日中に味わった強い振動は今まさに身に染みているもので、つまりは未知の刺激があるということで……柔らかく、且つ愉悦たっぷりの声が耳元で囁く。
「きっとすぐに出ちゃいますけど、もうカウパーでパンツびちょびちょだからいいですよね?」
「…………」
暗示にでもかけられたかのごとく、土方の指はスイッチを押した。
「ああぁっ!!」
弾けるような感覚と共に土方は床へ倒れ込む。
「ああ!ひっ……ああっ!!」
停止ボタンは未だ自らの手に。止むはずのない刺激に襲われて、着衣のまま吐き出したことに頓着する余裕はない。
「坂……銀時、ぎんときぃ……」
「どうしたの十四郎?」
「お前が……ほしい……」
「ローターでイケたんだからいいでしょ」
「や……だ……」
今日一日ずっと思い続けていた願望。プライベート用の呼び名を使い、口にしてしまえばもう堰を切って溢れ出した。
高い所から己を見下ろす坂田の、隆起した股間に喉が鳴る。
「いれて……おねがい……」
内側からモーター音を響かせたまま、足元へ這い、革靴の爪先へ唇を寄せた。
「仕方ないなァ……」
「あっ!」
腕を引っ張り上げられて立つも、抱き着いていなければまた床に沈んでしまう。
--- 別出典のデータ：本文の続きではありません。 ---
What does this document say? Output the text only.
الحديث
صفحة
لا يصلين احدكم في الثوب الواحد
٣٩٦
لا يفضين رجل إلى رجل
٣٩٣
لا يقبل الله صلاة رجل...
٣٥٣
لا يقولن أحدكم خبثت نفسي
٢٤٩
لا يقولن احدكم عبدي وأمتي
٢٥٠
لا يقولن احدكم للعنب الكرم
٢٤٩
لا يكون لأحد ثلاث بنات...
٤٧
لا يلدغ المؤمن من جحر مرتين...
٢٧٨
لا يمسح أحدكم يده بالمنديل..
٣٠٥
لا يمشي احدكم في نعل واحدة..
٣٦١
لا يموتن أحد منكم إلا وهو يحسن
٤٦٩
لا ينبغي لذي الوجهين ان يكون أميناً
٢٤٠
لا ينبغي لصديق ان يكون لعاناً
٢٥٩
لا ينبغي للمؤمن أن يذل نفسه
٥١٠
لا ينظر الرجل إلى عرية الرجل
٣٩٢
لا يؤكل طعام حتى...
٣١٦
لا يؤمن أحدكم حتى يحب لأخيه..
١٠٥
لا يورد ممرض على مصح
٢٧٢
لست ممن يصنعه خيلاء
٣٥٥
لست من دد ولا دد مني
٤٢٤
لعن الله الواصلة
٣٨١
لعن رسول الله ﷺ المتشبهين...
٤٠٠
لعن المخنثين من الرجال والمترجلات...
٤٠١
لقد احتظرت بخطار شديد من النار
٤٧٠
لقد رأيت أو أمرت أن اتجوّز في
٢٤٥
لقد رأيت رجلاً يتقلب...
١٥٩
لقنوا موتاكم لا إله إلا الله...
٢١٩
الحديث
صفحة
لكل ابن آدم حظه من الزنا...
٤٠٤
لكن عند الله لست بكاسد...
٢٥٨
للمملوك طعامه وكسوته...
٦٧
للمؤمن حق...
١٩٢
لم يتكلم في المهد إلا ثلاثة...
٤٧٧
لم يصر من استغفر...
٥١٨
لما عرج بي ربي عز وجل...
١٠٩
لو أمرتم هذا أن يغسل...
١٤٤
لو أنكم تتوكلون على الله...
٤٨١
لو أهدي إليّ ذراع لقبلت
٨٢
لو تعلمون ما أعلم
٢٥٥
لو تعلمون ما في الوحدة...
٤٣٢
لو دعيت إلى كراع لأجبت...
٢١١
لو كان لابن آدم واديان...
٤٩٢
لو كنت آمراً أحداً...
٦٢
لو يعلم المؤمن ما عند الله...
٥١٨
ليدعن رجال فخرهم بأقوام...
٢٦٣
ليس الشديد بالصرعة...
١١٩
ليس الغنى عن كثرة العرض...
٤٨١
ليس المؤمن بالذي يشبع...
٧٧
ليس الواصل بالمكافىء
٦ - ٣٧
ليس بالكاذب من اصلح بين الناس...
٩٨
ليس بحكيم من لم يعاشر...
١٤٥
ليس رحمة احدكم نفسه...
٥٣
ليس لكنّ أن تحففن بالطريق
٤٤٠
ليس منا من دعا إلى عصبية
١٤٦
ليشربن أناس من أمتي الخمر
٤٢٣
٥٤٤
右手を優しく包まれて、リモコンのスイッチがオフになった。
「ハァ、ハァ……」
「本当はね、俺もローターに嫉妬してた。十四郎の中にずっと入ってられるんだから」
「銀時がくれたから、俺……」
「うん。分かってるよ」
漸く動きを止めたリモコンローターは坂田からの誕生日プレゼント。職場で使ってみたいと言われ、土方自ら中に入れて出社したのだった。
その時はお互い、これ程までに振り回されるとは思ってもみなかったのだけれど。
「机に手を……あ、やっぱり手は後ろ」
「んっ……」
土方の上体をデスクに押し付け、後ろに回させた両腕を、外してあった土方のネクタイで括る。ベルトが開かれ、スラックスと共に腿まで剥かれれば、残りは重力に従いすとんと落ちた。土方の下着から伸びる水色のコードの先は、右足に巻き留められた同色の受信機と繋がっている。
間もなく、下着もずらされ挿入部分が露わになる。坂田が軽くコードを引くと、親指大のローターがずるりと抜けた。
「あ、んっ……」
素早く自身の前も寛げ、物足りなさにひくつく孔へ坂田は己の欲望を捩込んでいく。
「あーっっっっっ!!!!」
土方から噴出した白濁液は机の下へ飛び散った。

*  *  *  *  *

一ヶ月後、万事屋にて。
「ここは名前呼んでイッてほしいよなァ……」
「なに読んでんだ?」
「もっもう風呂上がったの!?早いね!」
「それ、トッシーが書いた本じゃねーか!」
「違っ……」
「捨てろ、つっただろーがァァァ!!」
「いっ一応アイツ霊的なアレだから、下手に処分して呪われないように、まずは中身の確認をしまして……」
「いいから寄越せっ!」
「あっ……」
哀れ銀時は密かな「愛読書」を奪われてしまった。内容はほぼ暗記できているくらいに読み込んではいるが、現物のない寂しさはいかんともしがたい。
「チッ……」
「痛っ」
しょげる天然パーマに向けて、土方は奪取したばかりの本を投げ付けてやった。
「俺の目に触れなければ、所持は認めてやる」
「土方ァ……」
銀時の目に温かな涙が浮かぶ。そこから視線を逸らした土方の頬は朱に染まっていた。
「すっ少しなら、SMプレイにも付き合ってやるから……あんま読むな」
「土方っ!」
感激のあまり抱き着いた拍子に土方が長イスに倒れる。風呂には入れと殴られて、意気揚々と鼻歌混じりに浴室へ赴く銀時であった。
その背中を見送った後、放置された薄い本を手に取り、恋人の好みの研究に勤しむ土方がいたとか。

(15.05.09)


最後にはデレた「本物」の土方さんでした*^^* 恥ずかしいから怒鳴って否定しちゃうだけで、本当は銀さんの好きにされるのも
悪くないと思っているのではないかと。銀さんは銀さんで、土方さんが素直なドMだったら物足りないと思いそう(笑)
ここまでお読み下さりありがとうございました。